Letter to the Editor

Editor, – In a recent article (Aust Prescr 2007;30:150-3), Professor Paul Komesaroff mentions the Pharmaceutical Society of Australia's policy on gifts from pharmaceutical companies. The Society (PSA) also has a more comprehensive document entitled 'Guidelines for pharmacists' relationship with the pharmaceutical industry' which covers a broad range of issues including the promotion of healthcare products, conduct of meetings with medical representatives, gifts and inducements, loyalty schemes and support of educational activities.

While access to the guidelines is restricted to members of the PSA, we would be very happy to share the document with the author or other potential writers and researchers in this field.

Kerry Deans
Chief Executive Officer
Pharmaceutical Society of Australia

(Editorial note: Ms Deans is no longer with the PSA)

Editor, – I refer to Professor Komesaroff's article (Aust Prescr 2007;30:150-3) whereby he understandably expresses concern about the influence that the pharmaceutical industry potentially exerts over prescribing clinicians. It must however be stated that few practising clinicians owe their livelihood to any one pharmaceutical company or product. This is in stark contrast to the involvement of other third party providers that exist within the healthcare system. The obvious example that comes to mind is medical practitioners whose work is predominately or entirely devoted to providing medicolegal reports for insurance companies. In this situation, there is more than a pharmaceutical company notepad, biro, or dinner on the line. Despite all this, it would seem evident that the majority of medical practitioners do practise ethically and appropriately.
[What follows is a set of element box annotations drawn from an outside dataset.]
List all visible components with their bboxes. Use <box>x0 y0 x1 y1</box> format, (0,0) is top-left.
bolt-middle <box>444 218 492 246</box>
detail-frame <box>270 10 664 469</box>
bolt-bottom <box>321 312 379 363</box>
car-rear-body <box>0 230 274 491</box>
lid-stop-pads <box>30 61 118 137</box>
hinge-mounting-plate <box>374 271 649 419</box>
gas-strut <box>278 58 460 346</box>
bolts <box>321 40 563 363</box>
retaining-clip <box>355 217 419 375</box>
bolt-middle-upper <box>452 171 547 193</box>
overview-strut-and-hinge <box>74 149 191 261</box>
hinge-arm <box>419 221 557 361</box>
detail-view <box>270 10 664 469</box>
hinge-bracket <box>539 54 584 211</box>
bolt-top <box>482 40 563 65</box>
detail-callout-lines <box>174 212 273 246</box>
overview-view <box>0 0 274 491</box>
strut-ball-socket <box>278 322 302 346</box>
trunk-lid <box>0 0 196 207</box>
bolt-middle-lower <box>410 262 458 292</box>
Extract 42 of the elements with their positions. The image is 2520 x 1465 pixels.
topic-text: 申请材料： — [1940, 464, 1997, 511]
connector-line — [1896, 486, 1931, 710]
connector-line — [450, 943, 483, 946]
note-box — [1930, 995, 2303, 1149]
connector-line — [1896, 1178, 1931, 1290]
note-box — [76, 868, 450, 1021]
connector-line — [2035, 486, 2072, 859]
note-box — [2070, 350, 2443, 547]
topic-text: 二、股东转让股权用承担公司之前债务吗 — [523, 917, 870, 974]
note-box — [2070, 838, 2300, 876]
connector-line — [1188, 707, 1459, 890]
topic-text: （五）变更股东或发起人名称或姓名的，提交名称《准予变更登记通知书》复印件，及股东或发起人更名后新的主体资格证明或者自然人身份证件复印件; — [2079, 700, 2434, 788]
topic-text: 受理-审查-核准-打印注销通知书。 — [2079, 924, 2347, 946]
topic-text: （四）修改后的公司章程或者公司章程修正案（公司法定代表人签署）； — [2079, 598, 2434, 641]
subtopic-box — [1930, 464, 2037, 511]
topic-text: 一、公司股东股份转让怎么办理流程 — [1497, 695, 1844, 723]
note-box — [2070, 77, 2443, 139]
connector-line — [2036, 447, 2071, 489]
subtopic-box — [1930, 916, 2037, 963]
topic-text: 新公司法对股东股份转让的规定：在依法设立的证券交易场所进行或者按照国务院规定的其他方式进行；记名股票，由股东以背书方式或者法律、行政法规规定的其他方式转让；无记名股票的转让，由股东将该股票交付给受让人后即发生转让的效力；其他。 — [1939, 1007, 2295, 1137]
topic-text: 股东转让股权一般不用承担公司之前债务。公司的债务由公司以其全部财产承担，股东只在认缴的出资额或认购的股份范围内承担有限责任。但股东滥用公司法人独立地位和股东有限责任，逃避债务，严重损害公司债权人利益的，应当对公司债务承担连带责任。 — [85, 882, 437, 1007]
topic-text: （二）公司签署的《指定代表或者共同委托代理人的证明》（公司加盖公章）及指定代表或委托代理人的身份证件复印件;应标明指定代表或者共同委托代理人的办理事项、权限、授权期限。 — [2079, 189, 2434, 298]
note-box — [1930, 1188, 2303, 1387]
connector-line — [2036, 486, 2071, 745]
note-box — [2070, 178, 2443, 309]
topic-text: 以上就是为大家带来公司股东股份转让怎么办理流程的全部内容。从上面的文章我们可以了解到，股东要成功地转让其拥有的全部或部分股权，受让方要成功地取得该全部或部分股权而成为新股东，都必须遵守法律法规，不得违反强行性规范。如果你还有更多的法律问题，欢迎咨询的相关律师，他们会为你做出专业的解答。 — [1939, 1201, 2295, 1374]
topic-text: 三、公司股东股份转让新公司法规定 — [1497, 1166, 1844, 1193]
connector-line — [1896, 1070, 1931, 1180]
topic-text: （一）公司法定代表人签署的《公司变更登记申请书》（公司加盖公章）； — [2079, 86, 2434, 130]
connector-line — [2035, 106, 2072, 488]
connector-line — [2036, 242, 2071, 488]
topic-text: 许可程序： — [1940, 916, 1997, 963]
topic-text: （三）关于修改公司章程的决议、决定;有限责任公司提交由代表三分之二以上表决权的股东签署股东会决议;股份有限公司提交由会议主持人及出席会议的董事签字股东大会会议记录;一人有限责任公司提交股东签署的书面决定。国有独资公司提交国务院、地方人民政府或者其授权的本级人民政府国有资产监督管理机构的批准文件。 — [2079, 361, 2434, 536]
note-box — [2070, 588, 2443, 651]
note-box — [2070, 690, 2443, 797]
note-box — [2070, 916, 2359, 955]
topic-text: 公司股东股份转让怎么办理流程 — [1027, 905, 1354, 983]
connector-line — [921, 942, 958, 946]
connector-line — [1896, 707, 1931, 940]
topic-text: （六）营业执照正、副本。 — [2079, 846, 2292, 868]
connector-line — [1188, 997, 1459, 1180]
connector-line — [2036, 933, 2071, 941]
Other circumstances involving third party healthcare stakeholders may have the potential to compromise a doctor's livelihood while raising considerable concern about the possible adverse impact on medical ethics and patient care. Recently, I heard of a situation where a young medical specialist who has a rather large practice and hires consulting rooms from a well-known private hospital, was told by hospital management that if he did not admit more inpatients, he would be told to vacate the consulting rooms on short notice, and this would be 'a pure business decision'. Seemingly, the conduct of pharmaceutical companies would appear to be just one dimension of potentially scurrilous interference in medical management.

Ian Katz
Consultant psychiatrist
Caulfield, Vic.

Author's comments

Professor Komesaroff, author of the article, comments:

This letter makes a single, but important, point that the influence of the 'for profit' sector is not limited to the pharmaceutical industry. While this does not reflect on any of the specific content of my article, it is nonetheless worth drawing attention to the fact that many of the arguments and concerns do apply more widely to include other influences such as those from the biotechnology industry, the private healthcare industry and the contract research organisation sector.